Il caso. Le liti sono strettamente connesse. La Sacra << aveva presentato al Comune di Capalbio un Piano di Miglioramento Agricolo Ambientale (PAPMAA) allo scopo di realizzare un impianto a biogas delle culture provenienti dalla lavorazione agricola dei terreni circostanti la centrale e di proprietà di un’azienda controllante.>>. Il Comune concedeva la variante dopo la stipula di preliminare di vendita di terreni siti vicino all’oasi di Burano, subordinato all’ottenimento del permesso e di contestuale affitto agricolo pari alla durata della concessione (15 anni): l‘impianto non doveva sorgere, infatti, sulla vasta tenuta della controllante (di proprietà di nobili e noti industriali) , ma questi. Approvava il piano ed il progetto << indicando minime prescrizioni di mitigazione ambientale e di monitoraggio di acqua e di aria>>, chiedendo la presentazione di una Valutazione di Incidenza Ambientale (V.Inc.A.). Ciò ha scatenato le ire di altri vips proprietari delle terre ove doveva sorgere la centrale: sostenevano che il patto era nullo per simulazione e per difetto di legittimazione del rappresentante della Sacra (revoca di poteri), ma erravano perché l’atto era stato siglato dalla controllante e quindi valido. Lamentavano anche che questa area era soggetta a vincoli paesaggistici ed era una ZPS ( Zona di Protezione speciale ). Ciò ha innescato una spirale che ha portato il comune ad avere una condotta temeraria (v.infra) che ha determinato la Provincia a revocare l’autorizzazione concessa nel maggio 2012 e definitivamente negata dalla conferenza dei servizi del 3/1/13. Nelle more il Comune varava un PAPMAA che qualificava come nuovo, ma era una mera rinnovazione del precedente legittimante la concessione de qua. La Sacra ed i proprietari hanno impugnato questa decisione per diversi motivi (v. testo sentenza), ritenuti improcedibili anche se sono state acclarate dette responsabilità ed il diritto della ditta di ricevere un maxi risarcimento.

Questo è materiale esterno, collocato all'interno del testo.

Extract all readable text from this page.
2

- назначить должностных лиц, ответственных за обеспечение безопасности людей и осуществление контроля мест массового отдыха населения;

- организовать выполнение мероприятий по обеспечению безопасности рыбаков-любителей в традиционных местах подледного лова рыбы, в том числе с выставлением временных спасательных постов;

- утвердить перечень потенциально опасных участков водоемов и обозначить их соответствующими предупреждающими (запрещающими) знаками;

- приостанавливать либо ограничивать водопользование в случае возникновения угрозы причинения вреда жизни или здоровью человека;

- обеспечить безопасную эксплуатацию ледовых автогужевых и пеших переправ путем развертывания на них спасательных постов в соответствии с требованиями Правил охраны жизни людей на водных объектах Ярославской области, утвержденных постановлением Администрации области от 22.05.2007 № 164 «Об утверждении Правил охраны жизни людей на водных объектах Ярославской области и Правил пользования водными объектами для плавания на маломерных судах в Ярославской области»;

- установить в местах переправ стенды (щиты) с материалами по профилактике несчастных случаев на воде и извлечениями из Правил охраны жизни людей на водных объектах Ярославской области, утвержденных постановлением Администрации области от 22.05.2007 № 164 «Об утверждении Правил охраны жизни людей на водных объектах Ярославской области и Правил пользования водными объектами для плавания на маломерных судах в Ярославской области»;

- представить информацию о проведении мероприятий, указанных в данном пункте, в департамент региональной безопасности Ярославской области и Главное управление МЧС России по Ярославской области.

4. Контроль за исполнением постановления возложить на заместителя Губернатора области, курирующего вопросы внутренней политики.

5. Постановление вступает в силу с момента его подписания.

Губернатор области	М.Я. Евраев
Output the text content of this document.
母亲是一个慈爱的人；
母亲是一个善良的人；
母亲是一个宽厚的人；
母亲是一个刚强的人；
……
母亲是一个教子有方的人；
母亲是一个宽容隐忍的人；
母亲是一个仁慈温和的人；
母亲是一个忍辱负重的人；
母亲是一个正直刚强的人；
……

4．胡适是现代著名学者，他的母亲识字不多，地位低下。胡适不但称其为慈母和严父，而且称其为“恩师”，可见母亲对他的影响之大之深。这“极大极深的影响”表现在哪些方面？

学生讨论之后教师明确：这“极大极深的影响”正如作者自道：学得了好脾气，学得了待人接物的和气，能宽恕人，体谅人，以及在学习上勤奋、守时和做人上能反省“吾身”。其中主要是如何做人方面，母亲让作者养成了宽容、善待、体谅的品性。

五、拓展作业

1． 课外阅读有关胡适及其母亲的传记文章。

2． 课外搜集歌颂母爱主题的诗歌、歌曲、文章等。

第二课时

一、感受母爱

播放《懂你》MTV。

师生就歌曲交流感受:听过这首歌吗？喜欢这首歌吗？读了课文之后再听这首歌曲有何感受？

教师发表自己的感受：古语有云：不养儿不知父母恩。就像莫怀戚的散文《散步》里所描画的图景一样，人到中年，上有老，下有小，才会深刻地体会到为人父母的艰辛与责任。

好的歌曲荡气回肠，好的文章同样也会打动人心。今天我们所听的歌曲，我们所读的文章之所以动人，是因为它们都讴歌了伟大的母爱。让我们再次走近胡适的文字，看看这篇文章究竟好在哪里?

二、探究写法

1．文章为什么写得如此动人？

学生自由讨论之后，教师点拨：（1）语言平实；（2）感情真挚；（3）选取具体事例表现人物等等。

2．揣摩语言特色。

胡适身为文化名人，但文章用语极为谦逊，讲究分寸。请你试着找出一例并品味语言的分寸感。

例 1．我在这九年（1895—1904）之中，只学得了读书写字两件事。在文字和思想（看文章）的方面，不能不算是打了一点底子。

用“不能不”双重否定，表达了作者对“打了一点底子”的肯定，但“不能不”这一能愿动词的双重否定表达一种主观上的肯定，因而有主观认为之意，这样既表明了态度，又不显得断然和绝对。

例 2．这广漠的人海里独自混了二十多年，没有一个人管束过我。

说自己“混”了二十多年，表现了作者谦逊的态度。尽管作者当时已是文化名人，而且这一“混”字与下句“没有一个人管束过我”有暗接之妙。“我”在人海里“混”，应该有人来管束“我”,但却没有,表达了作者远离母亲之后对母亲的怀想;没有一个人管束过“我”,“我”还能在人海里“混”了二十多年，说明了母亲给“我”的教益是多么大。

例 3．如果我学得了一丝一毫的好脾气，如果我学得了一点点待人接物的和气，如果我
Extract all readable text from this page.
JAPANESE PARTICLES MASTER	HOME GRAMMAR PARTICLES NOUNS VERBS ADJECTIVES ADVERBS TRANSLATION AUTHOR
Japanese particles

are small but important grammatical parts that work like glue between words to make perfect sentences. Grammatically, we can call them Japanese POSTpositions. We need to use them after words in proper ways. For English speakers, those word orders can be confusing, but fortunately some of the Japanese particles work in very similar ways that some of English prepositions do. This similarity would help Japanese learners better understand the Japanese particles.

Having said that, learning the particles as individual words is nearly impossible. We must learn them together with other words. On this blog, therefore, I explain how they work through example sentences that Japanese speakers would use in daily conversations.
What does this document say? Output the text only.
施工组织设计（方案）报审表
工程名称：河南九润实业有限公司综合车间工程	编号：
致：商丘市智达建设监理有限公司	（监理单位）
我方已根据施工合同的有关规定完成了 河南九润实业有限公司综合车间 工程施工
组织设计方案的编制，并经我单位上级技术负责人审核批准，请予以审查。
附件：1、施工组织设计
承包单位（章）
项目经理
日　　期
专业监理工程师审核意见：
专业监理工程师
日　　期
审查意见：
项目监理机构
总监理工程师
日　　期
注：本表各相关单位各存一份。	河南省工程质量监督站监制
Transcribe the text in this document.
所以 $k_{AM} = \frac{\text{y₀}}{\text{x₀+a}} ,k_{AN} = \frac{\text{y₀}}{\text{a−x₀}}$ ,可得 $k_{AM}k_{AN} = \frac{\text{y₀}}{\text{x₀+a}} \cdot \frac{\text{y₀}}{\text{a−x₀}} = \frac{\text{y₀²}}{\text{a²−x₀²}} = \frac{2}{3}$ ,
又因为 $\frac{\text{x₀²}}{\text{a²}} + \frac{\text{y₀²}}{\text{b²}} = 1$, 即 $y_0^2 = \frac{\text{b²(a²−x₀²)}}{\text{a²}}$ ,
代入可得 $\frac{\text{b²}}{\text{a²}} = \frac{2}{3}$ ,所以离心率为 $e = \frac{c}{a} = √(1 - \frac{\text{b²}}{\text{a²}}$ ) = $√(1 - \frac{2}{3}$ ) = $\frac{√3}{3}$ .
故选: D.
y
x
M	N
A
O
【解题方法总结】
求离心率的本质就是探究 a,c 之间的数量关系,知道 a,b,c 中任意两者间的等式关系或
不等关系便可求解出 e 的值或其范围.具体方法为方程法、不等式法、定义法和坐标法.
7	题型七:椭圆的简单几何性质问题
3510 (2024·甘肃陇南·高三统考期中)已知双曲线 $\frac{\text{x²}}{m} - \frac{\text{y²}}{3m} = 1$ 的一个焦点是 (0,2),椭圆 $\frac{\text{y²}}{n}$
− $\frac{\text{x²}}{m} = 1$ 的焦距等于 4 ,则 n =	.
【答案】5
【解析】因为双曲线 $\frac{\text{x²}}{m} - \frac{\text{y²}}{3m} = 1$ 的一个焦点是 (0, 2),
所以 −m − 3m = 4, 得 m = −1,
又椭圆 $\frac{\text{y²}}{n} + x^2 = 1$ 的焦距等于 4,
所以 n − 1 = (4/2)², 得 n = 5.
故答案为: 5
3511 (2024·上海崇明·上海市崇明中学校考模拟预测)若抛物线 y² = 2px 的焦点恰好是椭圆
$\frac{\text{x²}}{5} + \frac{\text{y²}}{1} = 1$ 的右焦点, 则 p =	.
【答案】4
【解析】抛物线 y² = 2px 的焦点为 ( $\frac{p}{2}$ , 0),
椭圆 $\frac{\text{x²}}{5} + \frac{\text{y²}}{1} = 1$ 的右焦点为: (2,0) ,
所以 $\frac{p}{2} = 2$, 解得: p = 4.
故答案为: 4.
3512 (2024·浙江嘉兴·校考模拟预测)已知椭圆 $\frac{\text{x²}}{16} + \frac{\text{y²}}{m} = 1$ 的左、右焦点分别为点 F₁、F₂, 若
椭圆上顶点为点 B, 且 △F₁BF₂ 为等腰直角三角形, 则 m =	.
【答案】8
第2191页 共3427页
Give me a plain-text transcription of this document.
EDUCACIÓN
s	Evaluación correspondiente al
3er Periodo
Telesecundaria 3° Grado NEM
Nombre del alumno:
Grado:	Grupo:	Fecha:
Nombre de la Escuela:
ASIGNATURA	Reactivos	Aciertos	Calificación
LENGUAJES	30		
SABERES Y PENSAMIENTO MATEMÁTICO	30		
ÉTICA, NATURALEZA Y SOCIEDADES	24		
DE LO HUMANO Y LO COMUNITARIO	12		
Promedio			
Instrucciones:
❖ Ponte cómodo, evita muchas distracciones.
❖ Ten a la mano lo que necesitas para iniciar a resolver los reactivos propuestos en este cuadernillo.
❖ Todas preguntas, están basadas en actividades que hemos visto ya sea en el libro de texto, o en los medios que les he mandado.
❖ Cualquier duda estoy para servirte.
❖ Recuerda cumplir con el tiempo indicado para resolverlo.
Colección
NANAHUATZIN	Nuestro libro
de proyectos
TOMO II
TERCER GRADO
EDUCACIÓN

Improcedibilità dei ricorsi. L’ultimo piano è una ripetizione di quello favorevole alla ricorrente che, quindi, non trarrebbe alcun utile vantaggio dal ricorso. Questo atto sana anche l’effetto lesivo del provvedimento in autotutela della Provincia, consentendo di ottenere l’agognata autorizzazione. Il controricorso è improcedibile perché le parti lo avevano proposto al solo fine di avere un titolo per ottenere un risarcimento in sede civile. Inopponibile l’avverarsi della clausola risolutiva per la mancata disponibilità dei terreni, in quanto superata dalla rinnovazione del PAPMAA, sì che era irrilevante per la definizione della lite.

Rispetto dei vincoli paesaggistici e delle linee guida sull’ambiente. Gli artt.5 DPR 357/97, 191 del Trattato di Lisbona, 3 ter D.lgs. 152/2006, 12 Dlgs 187/03 e le linee guida nazionali del DM del 10/9/10 sono stati rispettati. Queste norme impediscono la costruzione di impianti che sfruttano le fonti di energia rinnovabile nelle zone sottoposte a vincoli paesaggistico-ambientali e ZPS individuate anche dal SIR. Dal piano urbanistico e dal PEC, però, si desume l’obbligo di destinare tali opere alle sole zone industriali, salvo quelle realizzate, come nella fattispecie, per attività connesse all’agricoltura (l’impianto avrebbe usato per l’80% scarti delle lavorazione agricole).Inoltre la ditta aveva dettagliatamente previsto l’impatto ed il numero di camion circolanti ogni giorno per rifornire la centrale, i relativi accurati controlli ed un monitoraggio giornaliero del traffico durante l’estate: la strada presso cui sorge, in quel periodo, è particolarmente trafficata. In ogni caso le preoccupazioni dei proprietari erano infondate perché i terreni non rientrano tra quelli soggetti a vincoli, pur se vicini all’oasi.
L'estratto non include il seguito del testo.